El hombre que tomó el relevo de Fidel Castro, primero de manera
provisional el 31 de julio de 2006, y luego en forma definitiva el
19 de febrero de 2008, ha sido el principal ejecutante de los crímenes
perpetrados durante todas estas décadas de poder revolucionario en
Cuba. Actuó a la sombra de su hermano mayor, demostrando una
crueldad sin límites, al principio contra los antiguos partidarios de la
dictadura de Fulgencio Batista, ordenando fusilar a varias decenas de
ellos en un solo día de enero de 1959, en la provincia de Oriente, sin
el más mínimo semblante de proceso, y más tarde mandando a pronunciar
condenas expeditivas contra aquellos, antiguos militares “internacionalistas”
o responsables de la Seguridad del Estado convertidos
en “traidores” susceptibles de amenazar el poder de su hermano
así como el suyo propio, durante el “caso Ochoa” en 1989. Muchos
más actos sangrientos, menos espectaculares pero sin piedad alguna,
deben serle imputados.
Los “héroes” principales de la revolución, particularmente
Ernesto Che Guevara, responsable de los fusilamientos que tuvieron
lugar durante los primeros meses dentro de la fortaleza-prisión
de La Cabaña, tuvieron una fuerte implicación en la represión. Para
poder demostrar su fe en la revolución, no bastaba con haber luchado
en la Sierra Maestra o en las campañas “internacionalistas” de
América Latina, África u otros continentes. Había que mancharse
las manos con sangre indeleble.
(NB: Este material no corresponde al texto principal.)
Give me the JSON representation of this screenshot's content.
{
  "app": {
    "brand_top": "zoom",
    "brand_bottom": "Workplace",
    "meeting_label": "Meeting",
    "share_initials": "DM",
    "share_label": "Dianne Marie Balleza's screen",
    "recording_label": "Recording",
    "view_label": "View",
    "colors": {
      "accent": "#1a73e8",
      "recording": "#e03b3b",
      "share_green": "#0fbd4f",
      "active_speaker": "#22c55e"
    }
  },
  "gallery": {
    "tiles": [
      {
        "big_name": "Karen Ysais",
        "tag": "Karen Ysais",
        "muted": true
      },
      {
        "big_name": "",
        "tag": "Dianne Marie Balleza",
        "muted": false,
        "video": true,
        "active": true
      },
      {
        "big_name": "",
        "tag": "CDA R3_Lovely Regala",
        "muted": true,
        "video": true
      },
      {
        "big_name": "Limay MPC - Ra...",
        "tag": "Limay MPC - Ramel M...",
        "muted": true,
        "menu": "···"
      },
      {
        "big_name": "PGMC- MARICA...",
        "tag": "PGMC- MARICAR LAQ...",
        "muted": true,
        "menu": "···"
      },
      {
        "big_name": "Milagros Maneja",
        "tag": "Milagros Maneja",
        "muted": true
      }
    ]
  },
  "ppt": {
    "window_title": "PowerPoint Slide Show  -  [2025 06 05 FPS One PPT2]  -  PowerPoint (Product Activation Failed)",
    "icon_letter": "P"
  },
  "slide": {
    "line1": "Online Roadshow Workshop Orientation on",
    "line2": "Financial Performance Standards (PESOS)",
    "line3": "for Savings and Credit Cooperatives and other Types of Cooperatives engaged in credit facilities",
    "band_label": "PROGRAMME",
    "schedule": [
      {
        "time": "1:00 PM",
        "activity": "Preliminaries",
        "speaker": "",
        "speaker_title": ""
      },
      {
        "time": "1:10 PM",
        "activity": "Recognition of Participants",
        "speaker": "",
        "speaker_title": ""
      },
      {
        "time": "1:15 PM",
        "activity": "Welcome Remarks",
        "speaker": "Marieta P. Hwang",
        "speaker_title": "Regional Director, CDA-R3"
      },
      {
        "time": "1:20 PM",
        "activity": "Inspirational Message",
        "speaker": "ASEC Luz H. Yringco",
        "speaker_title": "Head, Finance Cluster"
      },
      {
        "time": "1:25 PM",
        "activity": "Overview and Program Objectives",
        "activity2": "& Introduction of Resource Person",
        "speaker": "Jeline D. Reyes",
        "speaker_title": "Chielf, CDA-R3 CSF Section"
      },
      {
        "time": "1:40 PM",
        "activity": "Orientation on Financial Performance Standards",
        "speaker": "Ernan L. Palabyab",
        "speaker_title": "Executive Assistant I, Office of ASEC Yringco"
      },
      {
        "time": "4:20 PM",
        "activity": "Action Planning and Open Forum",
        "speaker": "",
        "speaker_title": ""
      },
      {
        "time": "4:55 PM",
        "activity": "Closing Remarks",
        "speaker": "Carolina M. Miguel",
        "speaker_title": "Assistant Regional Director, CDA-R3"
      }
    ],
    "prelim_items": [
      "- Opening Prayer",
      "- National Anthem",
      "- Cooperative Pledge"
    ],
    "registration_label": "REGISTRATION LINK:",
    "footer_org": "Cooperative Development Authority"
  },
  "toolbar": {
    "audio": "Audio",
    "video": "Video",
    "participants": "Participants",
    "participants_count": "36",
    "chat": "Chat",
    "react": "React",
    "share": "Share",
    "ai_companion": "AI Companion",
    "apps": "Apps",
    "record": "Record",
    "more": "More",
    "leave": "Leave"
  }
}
Todos permanecían de ese modo
ligados a los hermanos Castro, aparentemente hasta la eternidad.
Muchos de ellos, no obstante, cayeron también bajo las balas de los
pelotones de fusilamiento que ellos mismos habían contribuido a
crear.
Otros tomaron el camino del exilio. Pero a menudo estaban
atados al régimen vigente por un pacto de silencio. Ése fue el caso de
varios intelectuales que entraron luego en disidencia. Los que habían
alentado públicamente las ejecuciones o los encarcelamientos arbitrarios
prefirieron callarse, por miedo a que resurgiera a la luz su
propio pasado. De ese modo los escritos y declaraciones de algunos
antiguos responsables revolucionarios, ya de vuelta de sus ilusiones,
conllevan lagunas esenciales que representan obstáculos deliberados
a la comprensión de los mecanismos represivos del castrismo. Las
víctimas solamente pueden contar con sus propios testimonios.
Jacobo Machover.
Prefacio de su libro El Libro Negro del Castrismo. Ediciones Universal. Con ilustraciones de Gina Pellón.
Gracias, Zoe, por publicar este texto. Si solamente los testimonios de las victimas del castrismo pudieran tener el mismo eco que las pseudo-revelaciones de los miembros de las familias en el poder… Se lo merecen. Jacobo
Desgraciadamente, lo que vende es lo que sale, por banal, trivial o hasta falso que sea. Lo que cuenta es que se le pueda sacar ganancia.
Un prefacio impactante. Espero leerlo y comentarlo ad infinitum. Me encanta Jacobo Machover y Gina Pellon es una gloria de Cuba. Gracias por el post.
Y me tomo la libertad, querido Jacobo, de «continuar» un poco más tu prefacio: y esos testimonios son continua y renovadamente puestos en tela de juicio y en muchísimas ocasiones, a 50 años de vida, negados con la insolencia de la ignorancia.
Si se tratara solamente de la insolencia de la ignorancia, el cuadro no fuera tan oscuro y deprimente. Creo que, a estas alturas, se trata principalmente de la insolencia de la perversidad, o de la banalidad del mal.